Orion, le chasseur géant né de l'urine des dieux, a eu les yeux crevés par Oenopion, roi de Chios, dont il convoitait la fille.
Pour retrouver la vue, il doit voyager jusqu'à l'Est, et se tenir face au Soleil à son lever, quand il jaillit de l'Océan.
Il fallait un guide à Orion : à la forge d'Héphaïstos il a pris Céladion et l'a perché sur ses épaules.
La déesse Artémis, une bonne amie du chasseur géant (elle cause tout de même sa mort dans deux versions du mythe sur les trois qu'on connaît) le regarde du haut d'un brouillard qui cache le soleil. La peau d'Artémis est bleue ; du coude elle s'appuie sur un nuage ; elle a le poing contre la joue, dans l'attitude d'une entité surnaturelle qui ne doit plus s'étonner de grand chose.
L'Aube tombera amoureuse du géant né d'une peau de bœuf aspergée d'urine olympienne ; et le Soleil, frère de l'Aube, lui rendra ses yeux.
Il y a des passants sur le chemin de terre ; l'un d'eux semble indiquer la route à Céladion ; Orion n'a pas l'air de vouloir s'arrêter pour l'écouter. Il y a quelque chose d'un peu rebutant chez ce grand personnage en train de se précipiter dans cette campagne tranquille, sa main droite crispée sur un arc qui ne lui est d'aucune utilité. Deux autres petites figures, un peu plus loin, dans l'ombre des chênes - car ce sont forcément des chênes -, ont l'air surprises en le découvrant qui s'approche.

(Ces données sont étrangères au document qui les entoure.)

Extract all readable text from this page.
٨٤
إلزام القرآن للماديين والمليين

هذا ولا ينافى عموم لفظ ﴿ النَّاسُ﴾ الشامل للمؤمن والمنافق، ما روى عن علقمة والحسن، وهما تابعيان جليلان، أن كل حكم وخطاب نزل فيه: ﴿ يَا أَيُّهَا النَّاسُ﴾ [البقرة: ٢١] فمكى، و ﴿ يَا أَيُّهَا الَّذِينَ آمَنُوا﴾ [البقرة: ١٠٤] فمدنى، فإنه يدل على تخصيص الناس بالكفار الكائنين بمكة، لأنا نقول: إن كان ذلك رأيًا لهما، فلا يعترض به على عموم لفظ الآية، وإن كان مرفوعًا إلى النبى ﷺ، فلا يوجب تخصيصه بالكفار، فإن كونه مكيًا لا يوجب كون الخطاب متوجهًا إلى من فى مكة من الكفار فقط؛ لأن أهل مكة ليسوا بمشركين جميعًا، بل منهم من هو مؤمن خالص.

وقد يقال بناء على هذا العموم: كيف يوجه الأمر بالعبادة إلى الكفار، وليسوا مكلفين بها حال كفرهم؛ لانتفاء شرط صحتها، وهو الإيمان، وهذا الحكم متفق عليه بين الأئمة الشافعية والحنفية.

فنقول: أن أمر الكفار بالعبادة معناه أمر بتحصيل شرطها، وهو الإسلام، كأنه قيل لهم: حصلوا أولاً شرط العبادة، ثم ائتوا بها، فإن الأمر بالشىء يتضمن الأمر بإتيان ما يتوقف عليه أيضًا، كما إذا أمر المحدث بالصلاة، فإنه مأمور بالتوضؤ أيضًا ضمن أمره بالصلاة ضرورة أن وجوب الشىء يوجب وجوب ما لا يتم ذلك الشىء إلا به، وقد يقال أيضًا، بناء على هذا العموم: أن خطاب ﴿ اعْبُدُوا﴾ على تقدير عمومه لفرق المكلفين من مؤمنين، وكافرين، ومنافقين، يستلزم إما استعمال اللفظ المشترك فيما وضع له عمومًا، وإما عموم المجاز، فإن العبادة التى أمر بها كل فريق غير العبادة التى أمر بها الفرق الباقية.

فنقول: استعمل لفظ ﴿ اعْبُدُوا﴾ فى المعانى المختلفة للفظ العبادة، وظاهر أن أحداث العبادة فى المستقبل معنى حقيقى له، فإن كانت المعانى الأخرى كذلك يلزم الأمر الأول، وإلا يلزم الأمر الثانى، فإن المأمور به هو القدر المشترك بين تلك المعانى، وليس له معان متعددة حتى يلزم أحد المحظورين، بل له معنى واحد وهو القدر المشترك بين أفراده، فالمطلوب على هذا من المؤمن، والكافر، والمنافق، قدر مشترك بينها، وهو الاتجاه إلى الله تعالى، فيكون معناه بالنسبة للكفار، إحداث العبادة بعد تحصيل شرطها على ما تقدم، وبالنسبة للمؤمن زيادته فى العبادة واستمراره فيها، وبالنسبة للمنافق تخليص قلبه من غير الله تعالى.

La lumière est douce ; le bleu du ciel est un peu assombri ou grisé, presque minéral. Vers le milieu de la toile, on voit une petite ville au bord de la mer, et plus à droite un phare minuscule.
Ce serait peut-être moins beau si Orion manquait.

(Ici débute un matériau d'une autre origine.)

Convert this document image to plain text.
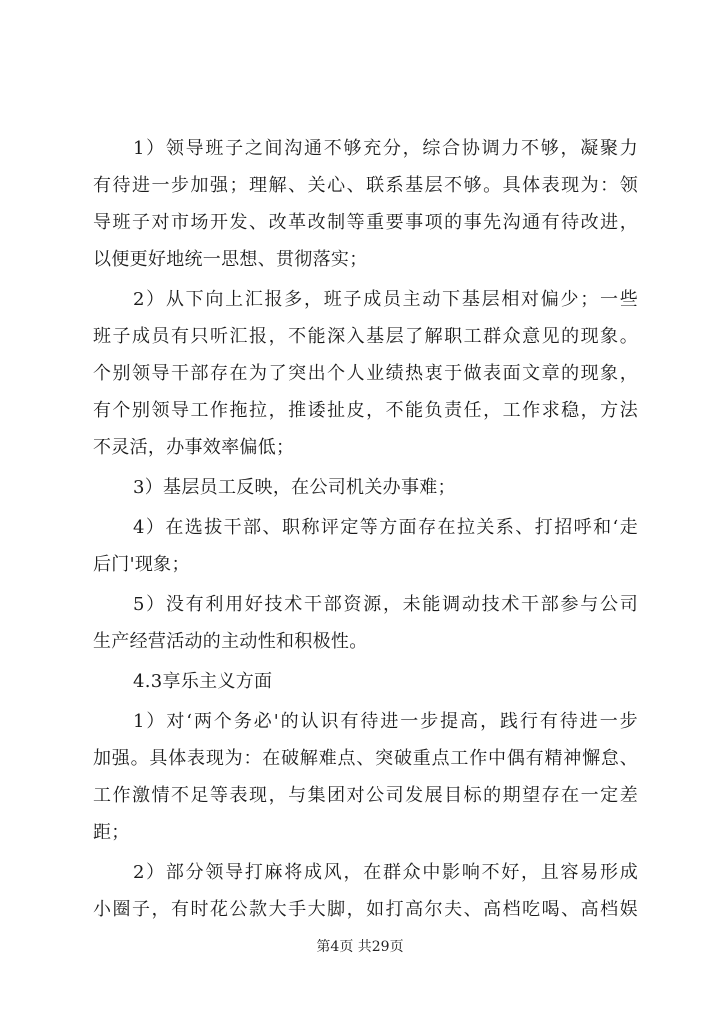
1）领导班子之间沟通不够充分，综合协调力不够，凝聚力
有待进一步加强；理解、关心、联系基层不够。具体表现为：领
导班子对市场开发、改革改制等重要事项的事先沟通有待改进，
以便更好地统一思想、贯彻落实；
2）从下向上汇报多，班子成员主动下基层相对偏少；一些
班子成员有只听汇报，不能深入基层了解职工群众意见的现象。
个别领导干部存在为了突出个人业绩热衷于做表面文章的现象，
有个别领导工作拖拉，推诿扯皮，不能负责任，工作求稳，方法
不灵活，办事效率偏低；
3）基层员工反映，在公司机关办事难；
4）在选拔干部、职称评定等方面存在拉关系、打招呼和‘走
后门'现象；
5）没有利用好技术干部资源，未能调动技术干部参与公司
生产经营活动的主动性和积极性。
4.3享乐主义方面
1）对‘两个务必'的认识有待进一步提高，践行有待进一步
加强。具体表现为：在破解难点、突破重点工作中偶有精神懈怠、
工作激情不足等表现，与集团对公司发展目标的期望存在一定差
距；
2）部分领导打麻将成风，在群众中影响不好，且容易形成
小圈子，有时花公款大手大脚，如打高尔夫、高档吃喝、高档娱
第4页 共29页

Ce sujet encombrant me pousse à reporter mon intérêt vers d'autres endroits de la composition ; le mythe aberrant, le grand corps absurde avec son escorte en ordre dispersé, me font mieux voir le pays de collines, de bois moutonnant vers la mer, autrement dit le monde, au fond de la fable, en train de hausser les épaules.